Monday, January 28, 2013

2013 Technology Trends For Customer Service Part 2

In part one of this series, I talked about a trend that I am seeing and hearing about broadly across all sizes of companies and all industry types, Multi Channel Customer Service.  As a component of that group, I wanted to call out a technology that I am seeing start to pick up steam and I think will take over from Live Chat as the next hot technology for customer service in 2013 and 2014.  That technology is Virtual Assistants.

A brief history for those that are new to the concept.  Back about 10 or 12 years ago, a few select companies started playing around with the idea of Natural Language Processing and Artificial Intelligence to create these characters that could assist people in using new technology.  One of the first applications of this type of technology that we have all seen at one time or another was from Microsoft and the ubiquitous CLIPPY that also was incredibly annoying to most of us.  This was the first crude version of what was going to come with the concept of Virtual Assistants and their application to the customer service space.

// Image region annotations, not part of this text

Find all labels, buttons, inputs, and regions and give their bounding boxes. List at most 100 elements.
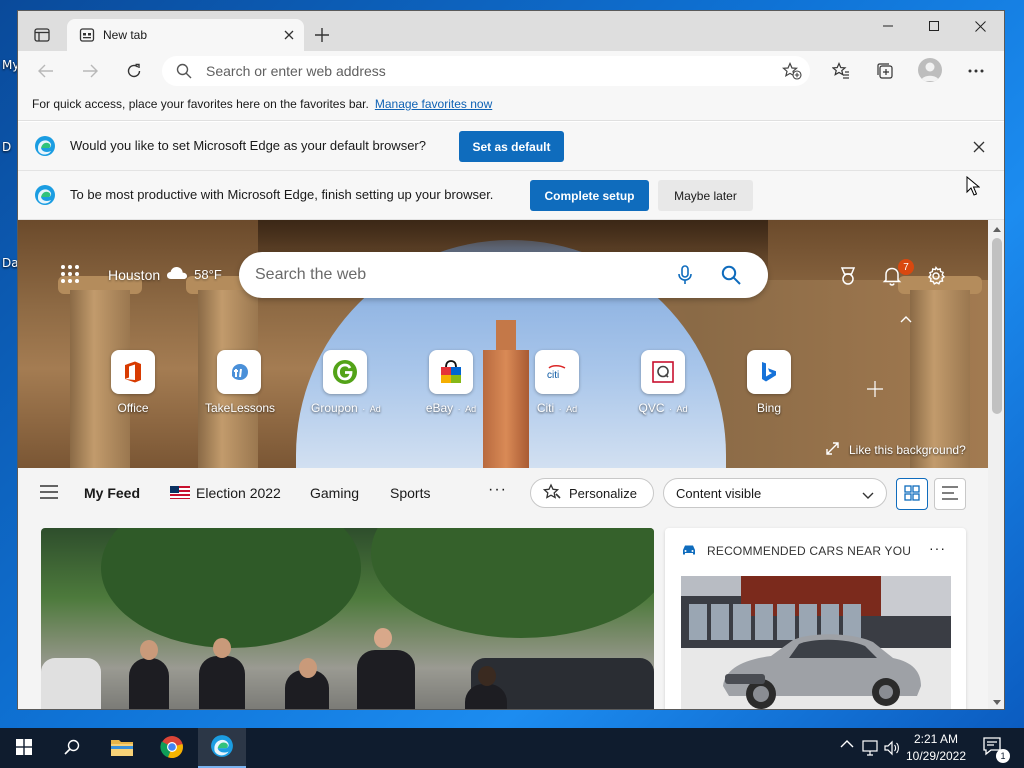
microphone-icon[interactable] <box>677 265 693 288</box>
setup-message: To be most productive with Microsoft Edg… <box>70 187 494 202</box>
qvc-logo-icon <box>641 350 685 394</box>
manage-favorites-link[interactable]: Manage favorites now <box>375 97 492 111</box>
toolbar <box>18 51 1004 91</box>
takelessons-logo-icon <box>217 350 261 394</box>
apps-launcher-icon[interactable] <box>60 264 82 286</box>
desktop-icon-label[interactable]: D <box>2 140 11 154</box>
ad-label: Ad <box>676 404 688 414</box>
edge-logo-icon <box>34 184 56 206</box>
edge-taskbar-button[interactable] <box>198 728 246 768</box>
tab-election-2022[interactable]: Election 2022 <box>170 485 281 501</box>
mouse-cursor-icon <box>966 175 981 199</box>
collections-icon[interactable] <box>871 59 899 83</box>
quick-link-qvc[interactable]: QVC · Ad <box>629 350 697 415</box>
background-image: Houston 58°F 7 <box>18 220 988 468</box>
file-explorer-button[interactable] <box>98 728 146 768</box>
rewards-icon[interactable] <box>836 264 860 288</box>
quick-link-ebay[interactable]: eBay · Ad <box>417 350 485 415</box>
maybe-later-button[interactable]: Maybe later <box>658 180 753 211</box>
personalize-button[interactable]: Personalize <box>530 478 654 508</box>
new-tab-page-icon <box>79 27 95 46</box>
scrollbar-thumb[interactable] <box>992 238 1002 414</box>
weather-temp: 58°F <box>194 267 222 282</box>
system-clock[interactable]: 2:21 AM 10/29/2022 <box>900 731 972 765</box>
close-infobar-icon[interactable] <box>970 138 988 156</box>
list-view-icon <box>942 485 958 503</box>
web-search-input[interactable] <box>255 252 655 298</box>
bing-logo-icon <box>747 350 791 394</box>
taskbar: 2:21 AM 10/29/2022 1 <box>0 728 1024 768</box>
refresh-button[interactable] <box>120 59 148 83</box>
set-as-default-button[interactable]: Set as default <box>459 131 564 162</box>
news-story-card[interactable] <box>41 528 654 709</box>
title-bar: New tab <box>18 11 1004 51</box>
close-window-button[interactable] <box>957 11 1003 41</box>
web-search-box[interactable] <box>239 252 768 298</box>
new-tab-button[interactable] <box>310 23 334 47</box>
scroll-down-icon[interactable] <box>992 697 1002 707</box>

Building on that initial idea and concept, a few innovative companies started bringing to market the idea of CLIPPY, but in a Enterprise ready state and form.  Of course these companies had their struggles with the technology and the application of it in the first early adopters customers, as any technology company does early on.  But over the last 5 years or so, the concept of the Virtual Assistant has really started to pick up steam.  There were companies like VirtuOz, NextIT, Creative Virtual and Intelliresponse here in the US that were signing deals with companies like PayPal, eBay, US Army, Continental Airlines, AT&T and many others.  Although these big names were jumping into the market, the reality was that it was a very new market still and many companies did not have the risk tolerance to jump into the market head first.

Fast forward to 2011/2012 and the introduction of Siri into the lexicon of Americans and others around the world from our friends at Apple.  As they introduced this new concept on a grand scale to the world, people have come to understand that although still limited in their abilities, Siri and Virtual Assistants in general are becoming more useful and applicable to our daily lives.  Again, in the Enterprise space, vendors like VirtuOz and NextIT have been selling and deploying Virtual Assistants to websites for 10 years.  But, when Apple released Siri, the market really started to build and move up and to the right.

So, we have now landed in 2013 and there are Virtual Assistant projects getting budget and resources in just about every large company now in the US.  Many are looking at the mobile applications they have deployed and trying to understand how they can use a Mobile Virtual Assistant to help provide service in that channel more effectively than they do today.  Others are looking at the application of a Virtual Assistant in their primary web channels and still others are looking at how they can use a Virtual Assistant in their social channels.

As I said earlier on in this post, I think that 2013 and 2014 are going to be the years that Virtual Assistants take off out of the early adopter companies and rush into the fast follower companies, just as Live Chat has done over the past two years.  But as always, we need to keep our expectations in check about what a Virtual Assistant can and should do for a company.  The technology is powerful, no doubt.  But, the application of technology in the wrong area is always a recipe for disaster, no matter what the technology is.  So, make sure that before you deploy any Virtual Assistant in any channel that you first understand the experience of the user and ensure that the deployment is a good match for your customer base demographic, the action they are trying to complete and the device they are trying to complete it on.

Are you planning a Virtual Assistant project this coming year?  If not, I would suggest that you have your innovation teams for both web and mobile start looking at how it can serve your prospects and customers.